Benchmarking of AlphaFold Results for Structural Protein Variants
Overview #
Computational structural analysis of protein (serpin) variants to evaluate the ability of AI-based structure prediction and molecular dynamics simulations to capture mutation-induced conformational changes associated with disease phenotypes.
Problem #
Serpins are highly conserved but conformationally flexible proteins, where pathogenic mutations can induce large-scale structural transitions leading to loss of function. However, predicting these conformational effects computationally remains challenging. Despite advances in protein structure predicion (e.g. AlphaFold), it is unclear whether these methods can accurately capture mutation-driven conformational shifts in serpins.
Solution #
Integrated clinically and experimentally validated mutation datasets with computational structural modeling approaches. Generated wild-type and mutant serpin structures using AlphaFold and performed long-timescale molecular dynamics simulations under conditions designed to induce conformational transitions. Compared predicted structural stability and conformational behavior across variants.
Stack #
Python · AlphaFold · Molecular Dynamics (Maestro Desmond) · Linux · HPC
Impact #
- Evaluated the limitations of state-of-the-art, AI-based protein structure prediction methods.
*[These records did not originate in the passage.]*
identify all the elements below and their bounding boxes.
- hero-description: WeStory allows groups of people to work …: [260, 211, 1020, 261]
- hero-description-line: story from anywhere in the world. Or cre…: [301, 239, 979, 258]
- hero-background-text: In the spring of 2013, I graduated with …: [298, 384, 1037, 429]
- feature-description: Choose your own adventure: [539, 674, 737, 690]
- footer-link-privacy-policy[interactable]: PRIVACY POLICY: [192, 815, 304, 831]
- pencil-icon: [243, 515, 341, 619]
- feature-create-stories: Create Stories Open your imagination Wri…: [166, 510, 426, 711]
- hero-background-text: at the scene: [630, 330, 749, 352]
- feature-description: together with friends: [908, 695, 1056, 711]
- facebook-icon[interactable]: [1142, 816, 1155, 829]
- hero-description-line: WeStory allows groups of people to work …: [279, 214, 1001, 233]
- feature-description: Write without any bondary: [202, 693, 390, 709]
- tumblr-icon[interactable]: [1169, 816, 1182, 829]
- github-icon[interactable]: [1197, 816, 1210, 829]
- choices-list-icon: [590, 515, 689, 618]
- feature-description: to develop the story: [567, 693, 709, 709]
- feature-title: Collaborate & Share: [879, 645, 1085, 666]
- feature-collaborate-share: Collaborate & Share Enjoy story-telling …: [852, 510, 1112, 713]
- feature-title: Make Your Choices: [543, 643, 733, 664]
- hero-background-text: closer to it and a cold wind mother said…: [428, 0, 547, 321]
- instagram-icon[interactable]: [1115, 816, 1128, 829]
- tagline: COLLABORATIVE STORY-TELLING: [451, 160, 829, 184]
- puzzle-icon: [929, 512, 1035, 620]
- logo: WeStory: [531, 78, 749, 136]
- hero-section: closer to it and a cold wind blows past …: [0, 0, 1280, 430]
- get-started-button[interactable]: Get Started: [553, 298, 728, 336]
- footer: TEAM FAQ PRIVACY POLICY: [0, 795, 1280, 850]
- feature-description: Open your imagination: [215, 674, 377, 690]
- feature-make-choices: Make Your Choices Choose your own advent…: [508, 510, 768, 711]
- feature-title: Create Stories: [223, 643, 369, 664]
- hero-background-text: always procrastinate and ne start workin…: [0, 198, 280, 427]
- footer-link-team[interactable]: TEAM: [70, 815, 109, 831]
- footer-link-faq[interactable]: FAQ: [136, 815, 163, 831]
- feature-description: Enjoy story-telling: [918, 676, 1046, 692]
- Demonstrated that AlphaFold converge toward native-like conformations even for experimentally validated destabilizing mutations.
- Provided evidence highlighting the need for improved computational strategies for flexible protein systems such as serpins.
- Contributed to peer-reviewed research in structural biology and computational biophysics.
Related Publications #
Garrido-Rodríguez, P., Carmena-Bargueño, M., de la Morena-Barrio, M. E., Bravo-Pérez, C., de la Morena-Barrio, B., Cifuentes-Riquelme, R., Lozano, ML., Pérez-Sánchez, H. & Corral, J. (2024). Analysis of AlphaFold and molecular dynamics structure predictions of mutations in serpins. Plos one, 19(7), e0304451.